Judicial Notebook

The Equal Protection Clause of the 14th Amendment to the Constitution prohibits states from using race classification as a selection factor in student admissions unless the state can pass the most exacting judicial examination, Miller v. Johnson, 515 U.S. 900 (1995). An affirmative-action plan that favors minority applicants over non-minorities for positions in a state institution 1) must demonstrate a compelling state interest for using race as a selection factor and 2) show that the selection process is narrowly tailored to further only that specific state interest, Adarand Constructors, Inc. v. Pena, 515 U.S. 200, (1995).

Recently, the 11th Circuit Court of Appeals reluctantly accepted diversity of the student body as a compelling state interest in Johnson v. Board of Regents of University of Georgia, 2001 WL 967756 C.A.11 (Ga.), (2001). However, the court expanded the definition of diversity beyond ethnic and racial dimensions when it decided that the plan did not satisfy the second requirement of being narrowly tailored for the interest of diversity.

A new case

In Johnson, the 11th Circuit borrowed a Fourth Circuit test used in a school affirmative-action case in which the state's compelling interest was to remediate past discrimination, Tuttle v. Arlington County Sch. Bd., 195 F.3d 698, 705 (4th Cir.1999). The 11th Circuit modified the test requiring state schools using diversity of the student body as a state interest to justify their affirmative-action plans by showing their admission policies do not:

  • Use race rigidly to discount "different contributions to diversity that individual candidates may offer."

  • Overlook "race-neutral factors which may contribute to a diverse student body."

  • Give an arbitrary benefit to members of the favored racial groups.

  • Fail to consider "race-neutral alternatives for creating student body diversity."

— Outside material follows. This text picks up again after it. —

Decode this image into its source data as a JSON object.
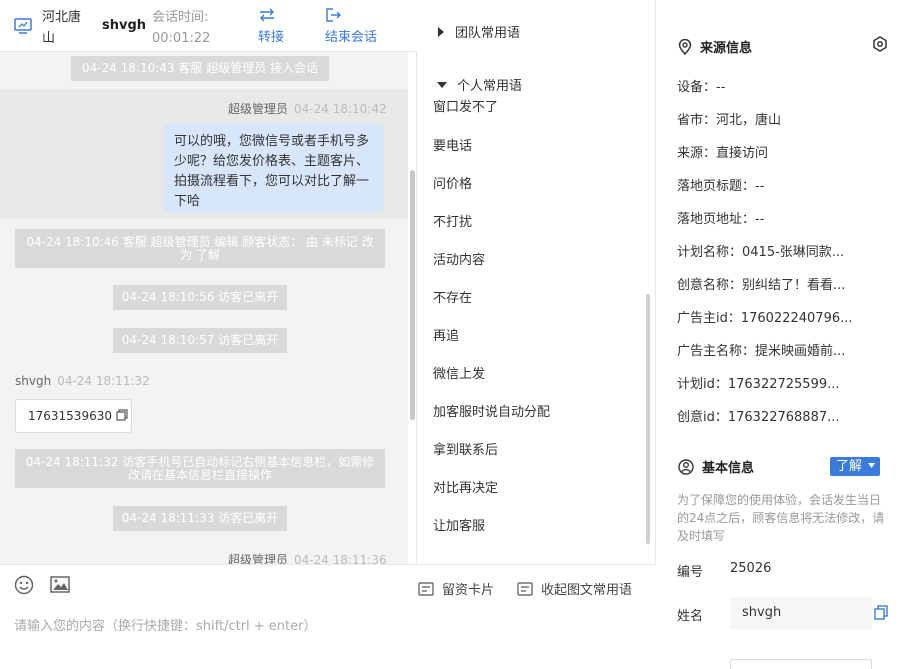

The University of Georgia admissions scheme consisted of a three-stage process in which the school first automatically accepted all students who scored above a cutoff point on an academic index score and on the Scholastic Aptitude Test. The school rejected those whose scores fell below a minimal standard cutoff on these indices. Second, the admissions officers calculated a Total Student Index (TSI) score, which includes racial classification among a combination of weighted academic, extracurricular, and demographic factors. The school automatically accepted students who scored above a high-end cutoff and rejected those who scored below a low-end minimal standard on the TSI. At the third stage, university staff reviewed the applications of students who fell between the two TSI cutoffs, looking for qualities that they missed in the first two stages to use to discriminate between students to accept and reject. When evaluating the TSI score, the admission workers automatically assigned .5 points (18 percent of the points available for nonacademic qualities) to students who identified themselves as "Non-Caucasian."

The 11th Circuit found that this manner of assigning points was too rigid, in part, because it automatically bestowed a benefit upon some applicants due to their race. These points were enough to disadvantage plaintiffs Johnson, Bograow and Beckenhauer in the admissions process. Further, the university failed to consider alternative non-racial schemes (i.e., selecting the top percent of graduating seniors from all high schools in the state) that might promote a diverse student body without resorting to racial classifications. The court concluded that the plan did not allow the admission officers to examine "fully and fairly" "individuals for their potential contributions beyond race to diversity." Other diversity factors that the court recommended included economic disadvantage, extensive travel abroad, remote or rural residence, ability to speak foreign languages, unique communication skills (e.g., use of braille) and ability to overcome personal adversity.

Implications for psychology

At least in the 11th Circuit affirmative action plans that use race as an admissions requirement will need to define diversity beyond race and use a system that assigns a meaningful weight to extra race factors. Social and industrial/organizational psychologists can be of assistance to the courts and schools by studying the social meaning of diversity in schools and by developing selection schemes that maximize diversity of a student body along lines that include, but also go beyond, racial factors. The outcome of this research effort has the promise of influencing an equal protection law jurisprudence in accordance to the values of scientific psychology.